Washington Capitals: Do the Penguins Resemble Champs of Years Past?

WASHINGTON, DC - NOVEMBER 07: T.J. Oshie #77 of the Washington Capitals scores a goal against Casey DeSmith #1 of the Pittsburgh Penguins in the third period at Capital One Arena on November 7, 2018 in Washington, DC. (Photo by Patrick McDermott/NHLI via Getty Images)
WASHINGTON, DC - NOVEMBER 07: T.J. Oshie #77 of the Washington Capitals scores a goal against Casey DeSmith #1 of the Pittsburgh Penguins in the third period at Capital One Arena on November 7, 2018 in Washington, DC. (Photo by Patrick McDermott/NHLI via Getty Images) /

We continue our offseason look at the Metropolitan Division rivals and how they stack up against the Washington Capitals. Next up, the Pittsburgh Penguins.

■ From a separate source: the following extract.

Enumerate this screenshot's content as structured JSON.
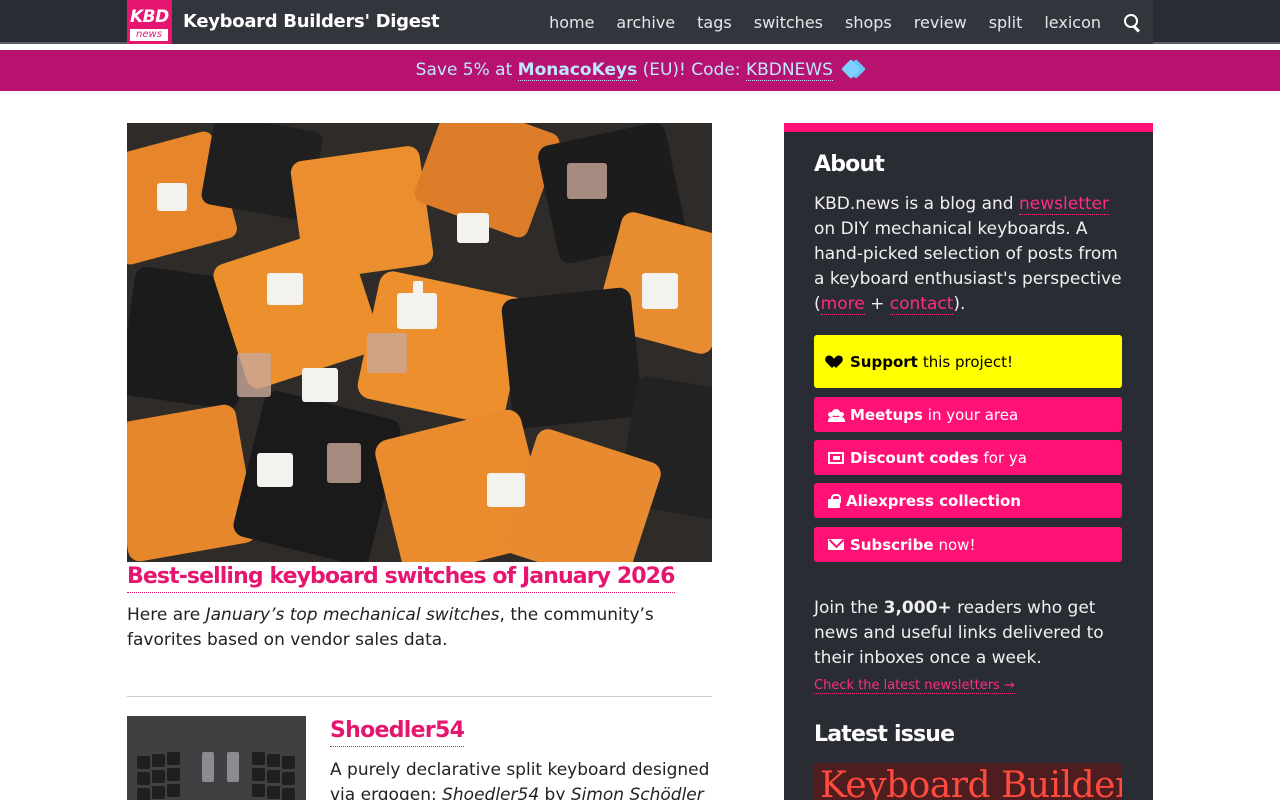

With the way the NHL is constructed with the hard salary cap, it is rather difficult to repeat as Stanley Cup Champions. But that is exactly what the Pittsburgh Penguins were able to accomplish in 2015-2016 and 2016-2017. It may have taken another year to do, but the team was affected by the roster turnover most champions experience.  Since then, they have not found the formula to get back to the Cup Final. They hope the changes made this offseason will make the difference necessary to reach the ultimate goal instead of an early playoff exit.

The turnover meant the loss of such role players as Nick Bonino, Chris Kunitz, Trevor Daley, Ian Cole, and Marc-Andre Fleury. All were present for both Stanley Cup championships. The one loss which really doesn’t represent the traditional turnover would be Fluery, since he was taken as part of the Vegas Golden Knights expansion draft. This in some ways assisted the team toward clearing cap space, but meant putting full trust into Matt Murray at goalie who was usurped during the playoffs by Fluery. Most likely they would not have won the second Cup without the play of Fluery.

Some of the backlash from players lost after the first cup was offset with the emergence of Jake Guentzel as a key cog. The other losses occurred for various reasons, lost due to free agency or sent as means to improve through trades are just a few of those reasons.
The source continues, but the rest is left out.